Great War Belittled
"Non-bipartisan" (see point four) book review: What does a couple of German historians make from a centenary of First-World-War historiography in an anthology with a United States publishing house?
Two scholars from Germany published a memorable post-World-War-One-centennial anthology in the United States. With the help of the Max Weber Foundation, this Sammelband available as an open source. What you get, is a survey about a hundred or somewhat more years of World-War historiography as of 1918. A memorable hiatus is palpable.
Here's our critique in a few points:
1. Christoph Cornelissen and Arndt Weinrich clearly stay in alignment with the prevailing Anglo-Saxon tradition. 🇬🇧 Individual authors though point at the necessity for challenging this narrative, as Aufa💯 is advocating (e.g. see J. Winter 109-110).
2. The bulk of reflections deal with the "military" First World War respectively the catastrophe from which the notion of seminal catastrophe should be essentially distinguished. In the editors' introduction, the parameters 1914-1918 are being used and Paris/Versailles is not at all being mentioned. In their essay contribution's paragraph The Historiography of the World War in the War Years 1914-18, they address historiographical issues about the famous question of war guilt, which was set up in the would-be final week of the Paris Conference. What about the preceding five months, what about the spectacular, though forgotten opening including the groundbreaking question of colonial guilt, when United States President Woodrow Wilson had been left waiting in Western Europe for about a full month? Commensurately, they invited Thus they apparently chose against any "Writing" the full length of the war lasting five years from August 1914 to June 28, 1919. The duo-authors left it up to us guessing about their motivation for this choice.
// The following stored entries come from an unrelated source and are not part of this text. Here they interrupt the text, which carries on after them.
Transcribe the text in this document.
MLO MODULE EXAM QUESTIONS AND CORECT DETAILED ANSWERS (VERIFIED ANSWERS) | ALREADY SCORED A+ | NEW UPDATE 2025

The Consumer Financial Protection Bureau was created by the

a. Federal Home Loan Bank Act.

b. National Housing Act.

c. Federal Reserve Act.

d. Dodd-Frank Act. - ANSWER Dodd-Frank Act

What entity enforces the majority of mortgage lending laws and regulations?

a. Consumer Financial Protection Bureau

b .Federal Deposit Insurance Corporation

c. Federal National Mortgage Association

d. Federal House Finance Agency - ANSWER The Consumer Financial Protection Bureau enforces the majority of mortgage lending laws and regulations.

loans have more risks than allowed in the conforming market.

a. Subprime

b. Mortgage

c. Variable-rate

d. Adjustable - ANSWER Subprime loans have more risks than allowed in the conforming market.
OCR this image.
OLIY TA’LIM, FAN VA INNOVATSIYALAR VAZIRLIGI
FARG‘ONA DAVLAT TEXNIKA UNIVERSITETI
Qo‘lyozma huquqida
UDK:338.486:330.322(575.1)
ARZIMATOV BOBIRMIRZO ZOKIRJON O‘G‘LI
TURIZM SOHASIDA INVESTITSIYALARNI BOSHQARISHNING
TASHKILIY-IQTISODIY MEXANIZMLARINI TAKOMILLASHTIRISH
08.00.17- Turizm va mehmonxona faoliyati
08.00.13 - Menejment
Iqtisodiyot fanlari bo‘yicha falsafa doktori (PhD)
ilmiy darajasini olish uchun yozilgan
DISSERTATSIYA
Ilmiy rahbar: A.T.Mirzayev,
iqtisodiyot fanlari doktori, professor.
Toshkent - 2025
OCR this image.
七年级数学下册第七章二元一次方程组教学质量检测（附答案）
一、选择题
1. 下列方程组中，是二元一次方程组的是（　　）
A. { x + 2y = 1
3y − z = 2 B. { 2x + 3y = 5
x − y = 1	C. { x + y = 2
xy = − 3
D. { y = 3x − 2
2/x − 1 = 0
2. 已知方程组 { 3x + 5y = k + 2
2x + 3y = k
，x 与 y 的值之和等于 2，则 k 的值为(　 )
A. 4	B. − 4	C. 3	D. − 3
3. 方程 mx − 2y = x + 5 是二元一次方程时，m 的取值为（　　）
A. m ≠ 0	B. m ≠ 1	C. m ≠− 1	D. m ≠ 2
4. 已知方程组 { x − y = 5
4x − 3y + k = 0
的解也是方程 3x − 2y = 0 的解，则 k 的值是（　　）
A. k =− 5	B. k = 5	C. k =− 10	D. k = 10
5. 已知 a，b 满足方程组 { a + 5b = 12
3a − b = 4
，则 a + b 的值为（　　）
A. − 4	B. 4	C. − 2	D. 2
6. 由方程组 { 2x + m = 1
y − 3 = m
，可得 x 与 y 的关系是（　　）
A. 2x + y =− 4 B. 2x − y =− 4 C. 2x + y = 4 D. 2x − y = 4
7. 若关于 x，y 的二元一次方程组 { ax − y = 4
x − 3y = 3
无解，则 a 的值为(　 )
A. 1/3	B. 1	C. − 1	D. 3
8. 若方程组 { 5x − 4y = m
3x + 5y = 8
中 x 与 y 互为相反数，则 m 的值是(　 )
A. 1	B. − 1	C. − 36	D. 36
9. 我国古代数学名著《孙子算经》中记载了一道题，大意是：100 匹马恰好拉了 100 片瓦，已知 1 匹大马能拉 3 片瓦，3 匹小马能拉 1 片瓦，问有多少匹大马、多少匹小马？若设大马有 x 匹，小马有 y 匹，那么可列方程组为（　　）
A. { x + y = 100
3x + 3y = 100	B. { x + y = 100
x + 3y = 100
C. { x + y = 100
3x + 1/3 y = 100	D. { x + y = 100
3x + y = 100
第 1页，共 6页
3. See the copy of p. 171 from Jay Winter's essay British and Commonwealth Historiography of
World War I: 1914-2018
Both contributor and editor seemed to miss out on a second-to-none transnational title on exactly this issue. At the time of their book release, De Bourgraaf's Hundert Jahre Urkatastrophe. Der Kolonialvertrag 1919 has been available for more than two years.
4. "Non-bipartisan". The interesting ensemble of editors and contributors belongs seamlessly to the belligerent nations, that is either the German or the 25-nation and five-colony Allied side of 1914-1919. Admittedly, the United States 🇺🇸 have a somewhat different position. Were any experts from the third camp of neutrals invited? They are in no way represented.
The same applies to the almost 150 titles listed in the imposant bibliography. There is no literature from the non-belligerent side. Is this due to a lack of expertise in other countries than the formerly warring ones? Moreover, in the extended, nineteen-page index keywords such as "neutral and neutrality" are completely lacking.
Writing the Great War. The Historiography of World War I from 1918 to the Present is a recommendable collection of post-Centenaire writings. It overtly encourages us to pursue our mission. Let us get rid of the aforesaid hiatus together.